Kürzlich wurde bekannt, dass die tschechische Energiegesellschaft „Energo Pro“, die Nordost-Bulgarien mit Strom beliefert, beim Internationalen Zentrum zur Beilegung von Investitionsstreitigkeiten (ICSID) ein Schiedsverfahren gegen Bulgarien beantragt hat. Sie fordert 54 Millionen Euro Schadensersatz für Verluste aufgrund der Regulierung der Preise auf dem bulgarischen Strommarkt in den Jahren 2013-2014. Die österreichische EVN hat ebenfalls Bulgarien wegen schlechten Schutzes ihrer Investitionen verklagt und erhebt Ansprüche in Bezug auf die Strompreise für die privaten Haushalte und auf die Verschuldung der Nationalen Elektrizitätsgesellschaft infolge der Verpflichtung, Strom aus erneuerbaren Energiequellen zu hohen Preisen zu kaufen. Diese internationalen Klagen und Abfindungsansprüche machen die auch so komplizierte Situation im bulgarischen Energiesektor noch komplizierter.

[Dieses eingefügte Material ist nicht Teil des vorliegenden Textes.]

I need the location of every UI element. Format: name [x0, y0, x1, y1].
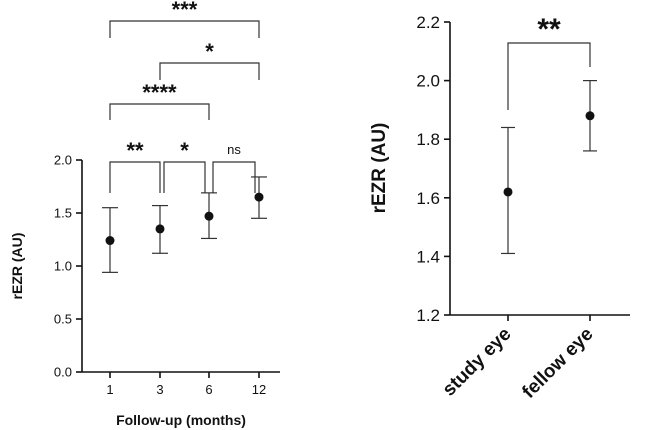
right-data-point	[503, 187, 513, 197]
left-significance-label: **	[126, 138, 144, 163]
right-x-tick-label: fellow eye	[518, 324, 597, 403]
left-y-tick-label: 0.5	[54, 312, 72, 327]
right-y-axis-title: rEZR (AU)	[369, 123, 390, 214]
right-y-tick-label: 1.8	[416, 130, 440, 149]
left-significance-label: ****	[142, 80, 177, 105]
right-y-tick-label: 2.0	[416, 72, 440, 91]
left-x-tick-label: 6	[205, 382, 212, 397]
left-significance-label: ns	[227, 142, 241, 157]
left-chart: 0.00.51.01.52.01 3 6 12** * ns******** Follow…	[9, 0, 280, 428]
left-data-point	[254, 192, 264, 202]
left-significance-label: ***	[172, 0, 198, 22]
left-significance-bracket	[212, 161, 256, 193]
right-y-tick-label: 1.4	[416, 247, 440, 266]
left-significance-bracket	[109, 20, 260, 38]
left-significance-label: *	[205, 39, 214, 64]
left-data-point	[155, 224, 165, 234]
left-y-axis-title: rEZR (AU)	[9, 233, 25, 300]
left-data-point	[105, 236, 115, 246]
right-significance-label: **	[537, 13, 561, 46]
left-x-tick-label: 1	[106, 382, 113, 397]
right-data-point	[585, 111, 595, 121]
right-y-tick-label: 1.2	[416, 306, 440, 325]
right-x-tick-label: study eye	[439, 324, 516, 401]
right-plot-area: 1.2 1.4 1.6 1.8 2.0 2.2 study eye fellow eye **	[416, 13, 597, 403]
left-x-axis-title: Follow-up (months)	[116, 412, 246, 428]
left-significance-bracket	[163, 161, 206, 193]
right-y-tick-label: 2.2	[416, 13, 440, 32]
left-data-point	[204, 211, 214, 221]
right-y-tick-label: 1.6	[416, 189, 440, 208]
left-y-tick-label: 2.0	[54, 153, 72, 168]
left-x-tick-label: 3	[156, 382, 163, 397]
left-significance-bracket	[109, 161, 161, 193]
left-y-tick-label: 0.0	[54, 365, 72, 380]
right-significance-bracket	[507, 42, 591, 110]
left-x-tick-label: 12	[252, 382, 266, 397]
left-significance-bracket	[109, 103, 210, 120]
left-y-tick-label: 1.0	[54, 259, 72, 274]
left-significance-label: *	[180, 138, 189, 163]
left-significance-bracket	[159, 62, 260, 80]
left-plot-area: 0.00.51.01.52.01 3 6 12** * ns********	[54, 0, 267, 397]
left-y-tick-label: 1.5	[54, 206, 72, 221]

Ab dem 1. Juli steigen die Strompreise für die privaten Haushalte um etwa 2 Prozent. Das mag auf dem ersten Blick und für einen Außenstehenden nicht viel erscheinen, doch jeder, der weiß, wie schwer es vielen Bulgaren auch jetzt schon fällt, ihre monatlichen Stromrechnungen zu zahlen, wird verstehen, wie empfindlich diese Menschen auf diese Nachricht reagieren werden. Nominal gesehen mögen die Stromtarife in Bulgarien und Rumänien im Vergleich zu den westeuropäischen Ländern niedrig erscheinen, doch ins Verhältnis zu den Realeinkommen gesetzt, stellt selbst die offizielle Statistik fest, dass die Bürger dieser beiden Länder die höchsten Strompreise in der EU zahlen.
Gleichzeitig häuft die „Bulgarische Energieholding“, Besitzer der Aktienmehrheit der Nationalen Elektrizitätsgesellschaft, in rasantem Tempo Schulden an und es wird erwartet, dass diese gegen Ende dieses Jahres die für bulgarische Verhältnisse besonders horrende Summe von einer Milliarde Euro erreicht. Daran sind zum größten Teil die mit zwei der größten Wärmekraftwerke des Landes – im Besitz der amerikanischen „Contour Global“ und AES – abgeschlossenen langfristigen Verträge schuld, die die Nationale Elektrizitätsgesellschaft verpflichten, den von ihnen produzierten Strom zu hohen fixierten Preisen aufzukaufen. Laut diesen Verträgen bekommen sie sogar Gebühren, wenn sie gar keinen Strom produzieren. Kürzlich schloss der Staat ein neues Abkommen mit ihnen ab, das eine Senkung dieser Preise vorsieht, wenn ihnen bis Ende Juni 370 Millionen Euro Altschulden ausgezahlt werden. Laut der bulgarischen Energieministerin Temenuschka Petrowa senkt das die Gebühren, die einen wesentlich Anteil des Preises ausmachen, um insgesamt rund 30 Prozent. Jetzt muss die Nationale Elektrizitätsgesellschaft aber dringend diese 370 Millionen Euro auftreiben. Angesichts ihrer sowieso hohen Verschuldung wird das allerdings gar nicht so einfach sein. Die Bulgarische Energieholding hat daher staatliche Garantien für einen solchen Kredit beantragt, weil ohne solche Garantien keine Bank auch nur daran denken würde, ein solches Risiko einzugehen. Oder aber – sie würde dafür Zinsen fordern, die der Höhe des Risikos entsprechen, was ebenfalls keine besonders wirtschaftlich günstige Lösung wäre. Für den Staat ist es aber auch nicht so einfach, solche Garantien zu geben, weil sie als Staatsschuld gewertet und zu den anderen Staatsschulden dazugezählt werden. Für die Gesamthöhe der Staatsschulden gibt es aber ein Limit. Daher ist es also gar nicht so sicher, ob diese Garantien auch wirklich gegeben werden.
Energie- und Wirtschaftsexperten haben im Laufe der Jahre wiederholt gewarnt, dass die Lage im bulgarischen Energiesektor von Tag zu Tag komplizierter wird und dass dringende und radikale Reformen notwendig sind. Da diese Reformen aber zu Lasten der Bürger gehen und sehr schmerzhaft sein werden und in Bulgarien schon wieder ein Wahljahr ist, werden die Politiker vor den Kommunalwahlen im Herbst kaum ein solches Risiko eingehen.